In America today, there are many negative racial stereotypes associated with African Americans. For instance, African Americans are perceived to be more prone to criminogenic behaviors than other racial and ethnic groups. In Democracy in Black, Eddie S. Glaude, Jr. contends that these negative racial stereotypes are expressions of white fear, or the general frame of mind that black individuals are threatening to the overall well-being of society. After reviewing a plethora of sources regrading this issue, I contend that there is an inextricable relationship between white fear and the mass incarceration of African Americans in the twenty-first century. The mass incarceration of African Americans has been rationalized by the assumption that it is an indispensable means of sustaining the well-being of American society. However, the mass incarceration of African Americans is more than an attempt to maintain a safe society.

In a study on the interrelationship between mass incarceration and African Americans, Michelle Alexander unveiled America’s criminal justice system as unjust in its incarceration practices (e.g., laws, and targeted communities). Equally important, stereotypes and negative connotations are perpetually employed to justify the proliferation of black bodies in insalubrious cells. The question is not whether prisons should be obsoleted and or completely eradicated. Rather, how could the economic, social, and political conditions that are inextricably correlated to high crime rates be remedied? This research will not explicitly address that question in full, rather this essay will explicate the interrelationship between mass incarceration and African Americans in the 21st century.

The purpose of this paper is to understand the mass incarceration of African Americans better in the 21st century. I contend that the mass incarceration is part of the long history of placing African Americans into inferior positions by laws and customs. Furthermore, I will interpret mass incarceration as the third racial caste system in America that is upheld by white fear.

A racial caste system, as defined by Michelle Alexander in her work, is a system that locks a particular racial group into an inferior position by law and custom.
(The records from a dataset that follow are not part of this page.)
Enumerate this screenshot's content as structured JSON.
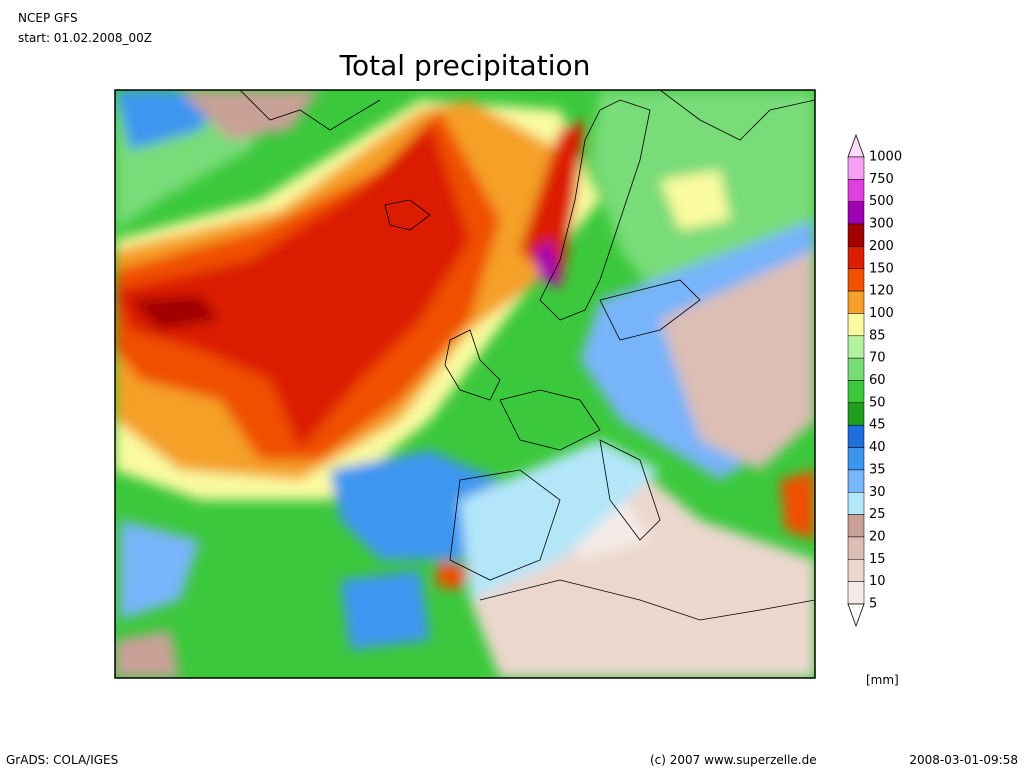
{
  "header": {
    "model": "NCEP GFS",
    "start": "start: 01.02.2008_00Z"
  },
  "title": "Total precipitation",
  "legend": {
    "levels": [
      1000,
      750,
      500,
      300,
      200,
      150,
      120,
      100,
      85,
      70,
      60,
      50,
      45,
      40,
      35,
      30,
      25,
      20,
      15,
      10,
      5
    ],
    "colors": [
      "#fcdcfc",
      "#f5a0f5",
      "#e040e0",
      "#a000b4",
      "#a00000",
      "#dc1e00",
      "#f05000",
      "#f5a028",
      "#fafaa0",
      "#b4f0a0",
      "#78dc78",
      "#3cc83c",
      "#1ea01e",
      "#1e6edc",
      "#3c96f0",
      "#78b4fa",
      "#b4e6fa",
      "#c8a096",
      "#dcbeb4",
      "#ebd7cd",
      "#f5ebe6",
      "#fffafa"
    ],
    "unit": "[mm]"
  },
  "footer": {
    "left": "GrADS: COLA/IGES",
    "center": "(c) 2007 www.superzelle.de",
    "right": "2008-03-01-09:58"
  }
}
Given Alexander’s definition of a racial caste system, the mass incarceration of African Americans in the 21st century can be understood as the most recent iteration of racial caste systems in American history. The first two racial caste systems were slavery and Jim Crow laws. By law, enslaved Africans and free black Americans were denied their basic civil rights. Following the abolishment of slavery in December 1865, with the ratification of the Thirteenth Amendment to the US Constitution, Jim Crow laws were enforced, thus making African Americans second-class citizens. After Jim Crow laws were ruled unconstitutional in the 1954 US Supreme Court decision in Brown vs Board of Education of Topeka, a more enduring and inconspicuous racial caste system was then erected. That racial caste system was (and still is) mass incarceration.

To understand the mass incarceration of African Americans better in the 21st century, I intend to explain the relationship between mass incarceration and white fear. I also intend to explain how mass incarceration functions as the most recent racial caste system in America.

*This scholar and faculty mentor have requested that only an abstract be published.